Incident Reporting Procedure

Overview

This Alpha Serve internal procedure is to handle information security incidents so as to minimize their impact on the confidentiality, integrity, and availability of the systems, applications, and data. An effective approach to managing such incidents also limits the negative consequences to relevant parties and improves the ability of Alpha serve to restore operations affected by such incidents.

Goals

The goals of establishing a successful incident management procedure include the following:

  1. Mitigating the impact of security incidents on systems, applications and customers;

  2. Identifying the sources and underlying causes of such security incidents and unauthorized disclosures in order to reduce their future likelihood of occurrence;

  3. Protecting, preserving, and making usable all information regarding the incident or disclosure as necessary for analysis and notification.

  4. Ensuring that all parties are aware of their responsibilities regarding such system security incident handling.

  5. Protecting the reputation of Alpha Serve as Atlassian Marketplace Partner.

Incident Definition

An application security incident is, actual or suspected:

  • Unauthorized access, use, disclosure, modification, or destruction of information;

  • Interference with information technology operation;

  • Violation of explicit security policy by any party;

  • Compromised user accounts;

  • Unauthorized access to, or use of, systems, software, or data;

  • Unauthorized changes to systems, software, or data.


Procedure Instructions

Incident Detection and Impact Assessment

All incident detected should be evaluated by the revealing person in terms of potential impact:

  • Functional impact (if the incident consequences influence the usability and stable work of the application);

  • Data impact (if the incident consequences influence data privacy of data integrity of the application users);

  • Reputational impact (if the incident consequences influence the Alpha Serve reputation in terms of business ethics, employer branding, product quality, taxes or other.
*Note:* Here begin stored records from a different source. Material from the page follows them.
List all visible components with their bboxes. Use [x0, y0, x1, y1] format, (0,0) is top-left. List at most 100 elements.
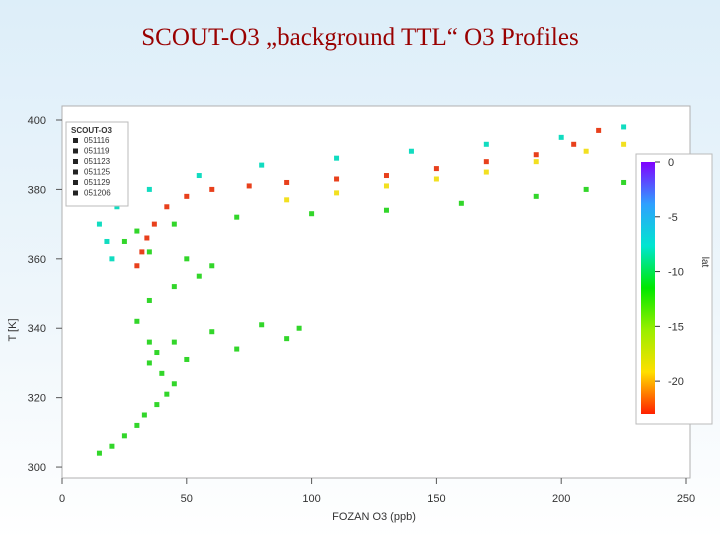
x-tick-label: 0: [59, 493, 65, 505]
data-point-series-0: [184, 256, 190, 262]
data-point-series-0: [621, 179, 627, 185]
data-point-series-0: [458, 200, 464, 206]
data-point-series-0: [583, 186, 589, 192]
data-point-series-0: [146, 339, 152, 345]
data-point-series-1: [334, 155, 340, 161]
legend-title: SCOUT-O3: [71, 126, 112, 135]
data-point-series-3: [383, 173, 389, 179]
colorbar-label: lat: [699, 257, 710, 268]
data-point-series-1: [96, 221, 102, 227]
data-point-series-0: [134, 422, 140, 428]
data-point-series-3: [571, 141, 577, 147]
plot-area: [62, 106, 690, 478]
data-point-series-0: [164, 391, 170, 397]
x-tick-label: 150: [427, 493, 445, 505]
data-point-series-0: [171, 284, 177, 290]
data-point-series-3: [596, 127, 602, 133]
data-point-series-3: [184, 193, 190, 199]
data-point-series-1: [196, 173, 202, 179]
data-point-series-1: [408, 148, 414, 154]
data-point-series-0: [134, 318, 140, 324]
y-tick-label: 340: [28, 323, 46, 335]
legend-marker: [73, 190, 78, 196]
legend-entry: 051123: [84, 157, 111, 166]
data-point-series-0: [184, 356, 190, 362]
y-tick-label: 360: [28, 254, 46, 266]
data-point-series-0: [234, 214, 240, 220]
colorbar-scale: [641, 162, 655, 414]
data-point-series-1: [114, 204, 120, 210]
legend-marker: [73, 148, 78, 154]
data-point-series-0: [154, 402, 160, 408]
legend-entry: 051119: [84, 147, 110, 156]
data-point-series-0: [146, 249, 152, 255]
data-point-series-0: [146, 297, 152, 303]
data-point-series-3: [134, 263, 140, 269]
y-tick-label: 380: [28, 184, 46, 196]
legend-marker: [73, 159, 78, 164]
data-point-series-0: [121, 433, 127, 439]
colorbar-tick-label: -15: [668, 321, 684, 333]
data-point-series-1: [259, 162, 265, 168]
data-point-series-0: [234, 346, 240, 352]
data-point-series-3: [164, 204, 170, 210]
data-point-series-2: [334, 190, 340, 196]
data-point-series-0: [209, 263, 215, 269]
data-point-series-1: [146, 186, 152, 192]
x-tick-label: 200: [552, 493, 570, 505]
legend-entry: 051116: [84, 136, 110, 145]
data-point-series-0: [171, 381, 177, 387]
data-point-series-0: [146, 360, 152, 366]
data-point-series-0: [171, 339, 177, 345]
data-point-series-0: [383, 207, 389, 213]
data-point-series-2: [583, 148, 589, 154]
data-point-series-3: [433, 166, 439, 172]
legend-entry: 051125: [84, 168, 111, 177]
data-point-series-0: [141, 412, 147, 418]
points-layer: [96, 124, 627, 456]
data-point-series-3: [246, 183, 252, 189]
data-point-series-1: [104, 238, 110, 244]
data-point-series-2: [533, 159, 539, 165]
colorbar-tick-label: -20: [668, 376, 684, 388]
data-point-series-2: [284, 197, 290, 203]
data-point-series-3: [483, 159, 489, 165]
axes-layer: 0 50 100 150 200 250 300 320 340 360 380 400 FOZAN O…: [7, 115, 695, 523]
data-point-series-0: [209, 329, 215, 335]
data-point-series-1: [483, 141, 489, 147]
data-point-series-0: [259, 322, 265, 328]
y-axis-label: T [K]: [7, 318, 19, 341]
colorbar: 0 -5 -10 -15 -20 lat: [635, 153, 713, 425]
data-point-series-1: [109, 256, 115, 262]
data-point-series-0: [533, 193, 539, 199]
data-point-series-3: [144, 235, 150, 241]
x-tick-label: 100: [302, 493, 320, 505]
data-point-series-1: [558, 134, 564, 140]
y-tick-label: 400: [28, 115, 46, 127]
legend-marker: [73, 180, 78, 185]
colorbar-tick-label: 0: [668, 157, 674, 169]
x-tick-label: 250: [677, 493, 695, 505]
x-axis-label: FOZAN O3 (ppb): [332, 511, 416, 523]
data-point-series-0: [134, 228, 140, 234]
data-point-series-0: [284, 336, 290, 342]
data-point-series-3: [533, 152, 539, 158]
slide-title: SCOUT-O3 „background TTL“ O3 Profiles: [141, 24, 579, 51]
data-point-series-0: [196, 273, 202, 279]
data-point-series-0: [309, 211, 315, 217]
colorbar-tick-label: -10: [668, 267, 684, 279]
data-point-series-0: [109, 443, 115, 449]
data-point-series-0: [159, 370, 165, 376]
data-point-series-3: [151, 221, 157, 227]
colorbar-tick-label: -5: [668, 212, 678, 224]
legend-entry: 051206: [84, 189, 111, 198]
data-point-series-3: [334, 176, 340, 182]
data-point-series-0: [96, 450, 102, 456]
legend-marker: [73, 169, 78, 175]
data-point-series-0: [296, 325, 302, 331]
legend-entry: 051129: [84, 178, 111, 187]
legend-marker: [73, 138, 78, 143]
data-point-series-3: [209, 186, 215, 192]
Based on the primary evaluation, the recoverability efforts are defined and documented.

Incident Reporting and Escalation

Each employee, temporary worker and contractor must report their supervisor on actual or suspected application security incidents as soon as possible so that work can begin to assess, investigate and resolve them.

All information about the security incident is communicated and stored internally.

An incident report must include:

  • date and time of detection;

  • a person who revealed the incident;

  • short description of the incident, including screenshots, screencasts and copies of emails if relevant;

  • risk category according to the Application Security Policy;

  • impact assessment results;

  • possible solutions details;

  • other parties informed if relevant.

If the incident poses any kind of immediate danger, the Alpha Serve CEO should be informed immediately by email and telephone. Only the CEO can be responsible for final risks evaluation and further decisions on communication with customers (if affected) and Atlassian (if relevant) by creating an App Security Incident ticket.

The CEO and relevant team members will stay available to communicate with Atlassian security team during resolution and inform them when the incident is resolved, and/or in case Atlassian needs to take necessary action to prevent additional breaches.

Incident Resolution and Post-Incident Review

Based on the information in the incident report, supervisor and/or Alpha Serve management team define the further process of incident resolution and create tasks and assignments with due dates to the relevant team members.

After the incident resolution, the supervisor defines the type and amount of testing and assessment measures in order to control the results and ensure the correct work of application from every perspective.

Incident report data is included in the internal knowledge base when relevant.